Elçi, Rabbinden, kendisine indirilene inandı, mü'minler de. Hepsi Allah'a, meleklerine, Kitaplarına ve peygamberlerine inandı. "O'nun elçilerinden hiçbirini diğerinden ayırdetmeyiz" (dediler). Ve dediler ki: "İşittik, ita'at ettik! Rabbimiz, (bizi) bağışlamanı dileriz. Dönüş(ümüz) sanadır!"
Rasûl ile mü'minler, rableri tarafından Rasûl'e nâzil olan şeye îmân itdiler. Her biri Allâh'a, meleklerine, kitâblarına ve peygamberlerine îmân iylediler. Rasûllerden hiç birinin arasını (Yehûd ve Nasârânın yapdıkları gibi) tefrîk itmez ve ayırmayız. Yâ rabbî! (emrini ve nehyini) işitdik ve itâ'at itdik. Senden mağfiret isteriz ve nihâyet varacağımız ve merci'imiz sanadır didiler.
Bu elçi, Sahibinden (Rabbinden) kendine indirilen her şeye inanıp güvenmiştir, müminler de öyle! Her biri Allah’a, meleklerine, kitaplarına ve elçilerine inanıp güvenir. “O’nun elçileri arasında ayrım yapmayız.” derler. Şunu da derler: “Dinledik ve boyun eğdik! Bağışla bizi ey Sahibimiz (Rabbimiz)! Dönüp varılacak yer, Senin huzurundur.”
Peygamber, Rabbi'nden kendisine indirilene iman etmiştir, mü'minler de! Hepsi de, Allah'a, meleklerine, kitaplarına ve peygamberlerine iman etmiş ve:-Allah'ın peygamberlerinden hiç birini (diğerinden) ayırmayız. İşittik ve itaat ettik, Rabbimiz, bağışlamanı dileriz, dönüş sanadır.” demişlerdir.
Peygamber, Rabbinden kendisine indirilene iman etti; mü'minler de iman ettiler. Onlardan herbiri Allah'a, meleklerine, kitaplarına ve peygamberlerine iman etti. Allah'ın elçilerini birbirinden ayırt etmeyiz.(141) Onlar “İşittik ve itaat ettik,” dediler. “Senden bizi bağışlamanı dileriz, ey Rabbimiz; dönüşümüz Sanadır.”

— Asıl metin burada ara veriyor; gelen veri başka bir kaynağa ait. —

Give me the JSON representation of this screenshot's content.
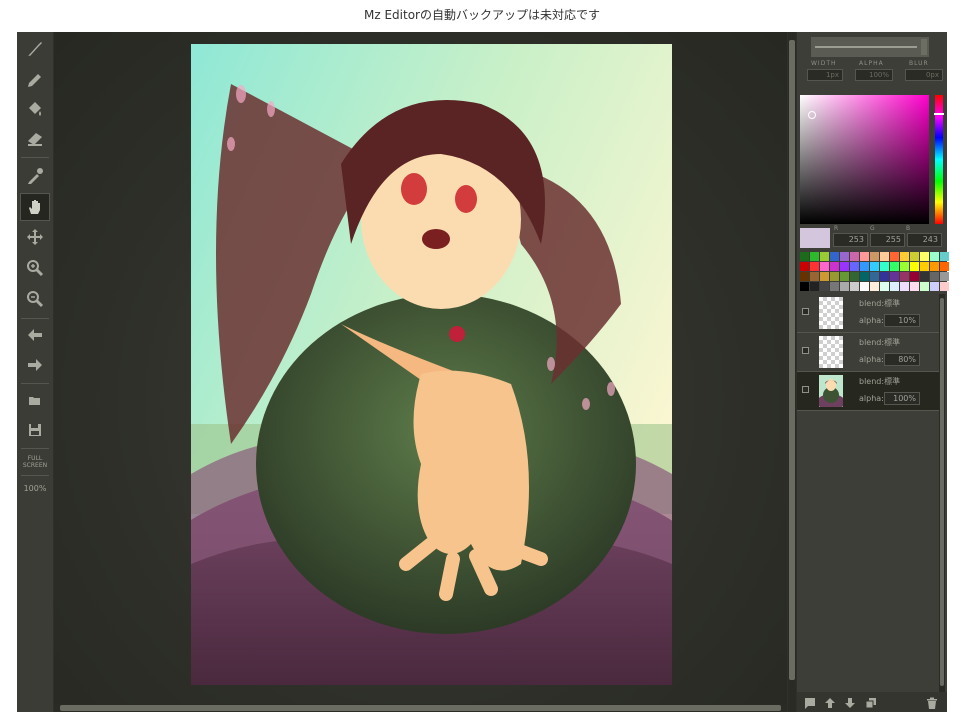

Resul, Rabbinden kendisine indirilene inanmıştır; müminler de. Hepsi; Allah'a, onun meleklerine, kitaplarına, resullerine inanmışlardır. Allah'ın resullerinden hiçbirini ötekinden ayırmayız. Şöyle demişlerdi: "Dinledik, boyun eğdik. Affet bizi, ey Rabbimiz. Dönüş yalnız sanadır."
inandı yalavaç aña kim indürinildi aña, çalabı’sından; daħı mü’minler, dükeli inandı Tañrı’ya, daħı firiştelerine, daħı kitāblarına, daħı yalavaçlarına. ayırmazuz hįç birisi arasında yalavaçlarından. daħı eyittiler: “işiddük daħı boyun virdük; yarlıġamaġuñ senüñ, [25a] iy çalabumuz daħı sendin yaña dönecek yir.

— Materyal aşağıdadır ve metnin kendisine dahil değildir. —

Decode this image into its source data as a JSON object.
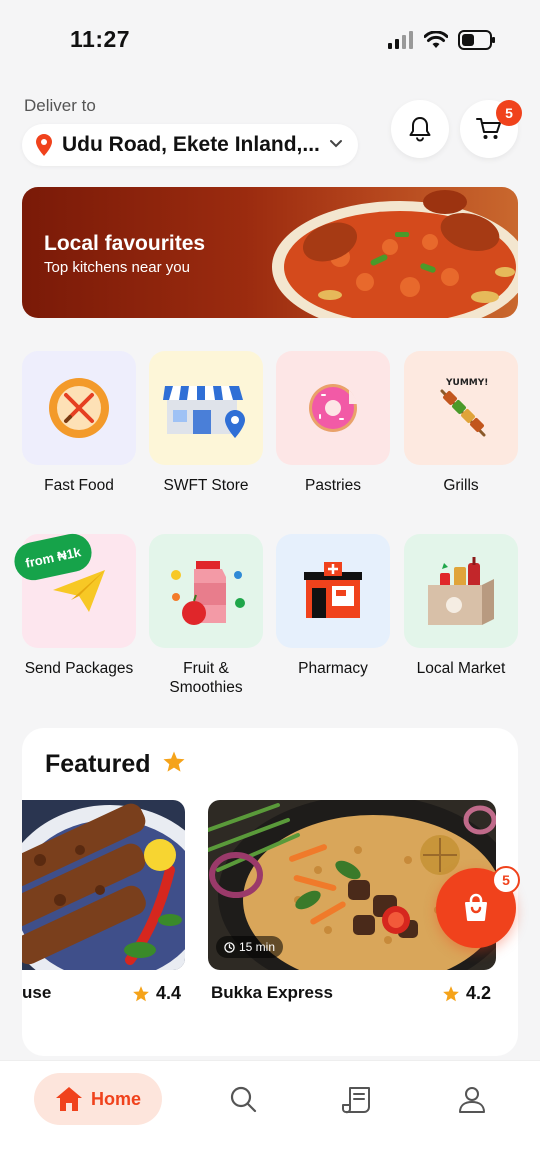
{
  "status": {
    "time": "11:27"
  },
  "header": {
    "deliver_label": "Deliver to",
    "address": "Udu Road, Ekete Inland,...",
    "cart_count": "5"
  },
  "banner": {
    "title": "Local favourites",
    "subtitle": "Top kitchens near you"
  },
  "categories": [
    {
      "label": "Fast Food",
      "icon": "fast-food-icon",
      "bg": "#eeeefc"
    },
    {
      "label": "SWFT Store",
      "icon": "store-icon",
      "bg": "#fdf6d8"
    },
    {
      "label": "Pastries",
      "icon": "donut-icon",
      "bg": "#fde6e6"
    },
    {
      "label": "Grills",
      "icon": "skewer-icon",
      "bg": "#fde9e0"
    },
    {
      "label": "Send Packages",
      "icon": "paper-plane-icon",
      "bg": "#fde6ee",
      "tag": "from ₦1k"
    },
    {
      "label": "Fruit &\nSmoothies",
      "icon": "fruit-icon",
      "bg": "#e3f5ea"
    },
    {
      "label": "Pharmacy",
      "icon": "pharmacy-icon",
      "bg": "#e6f0fc"
    },
    {
      "label": "Local Market",
      "icon": "market-icon",
      "bg": "#e3f5ea"
    }
  ],
  "featured": {
    "title": "Featured",
    "items": [
      {
        "name": "use",
        "rating": "4.4"
      },
      {
        "name": "Bukka Express",
        "rating": "4.2",
        "time": "15 min"
      }
    ]
  },
  "fab": {
    "count": "5"
  },
  "nav": {
    "home_label": "Home"
  },
  "colors": {
    "accent": "#f0421c",
    "tag_green": "#16a34a",
    "star": "#f5a31a"
  }
}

Īmān getürdi peyġamber aña kim indi üstine Tañrısından. Mü’minler daḫı barçası īmān getürdiler Tañrı Ta‘ālāya, feriştehlerine, daḫı kitāblarına, daḫıpeyġamberlerine. Eyitdiler ki: Ayırmaz‐biz kimse arasında peyġamberle‐rinden. Daḫı eyitdiler: İşitdük ve uyduḳ didiler, yazuḳlarumuz baġışla iy Ça‐labumuz, varmaḳ sañadur.
Peyğəmbər Rəbbi tərəfindən ona nazil edilənə (Qur’ana) inanmış və mö’minlər də iman gətirmişlər. (Onların) hamısı Allaha, Onun mələklərinə, kitablarına və (bütün) peyğəmbərlərinə iman gətirərək dedilər: “Biz Onun peyğəmbərləri arasında fərq qoymuruq. (Allahın hökmlərini) eşitdik (anladıq) və itaət etdik. Ey Rəbbimiz, bizi bağışla, (axırda) Sənin dərgahına (hüzuruna) qayıdacağıq!”
The messenger believeth in that which hath been revealed unto him from his Lord and (so do) the believers. Each one believeth in Allah and His angels and His scriptures and His messengers We make no distinction between any of His messengers and they say: We hear, and we obey. (Grant us) Thy forgiveness, our Lord. Unto Thee is the journeying.
The Messenger believeth in what hath been revealed to him from his Lord, as do the men of faith. Each one (of them) believeth in Allah, His angels, His books, and His Messengers(337). "We make no distinction (they say) between one and another(338) of His messengers." And they say: "We hear, and we obey: (We seek) Thy forgiveness(339), our Lord, and to Thee is the end of all journeys."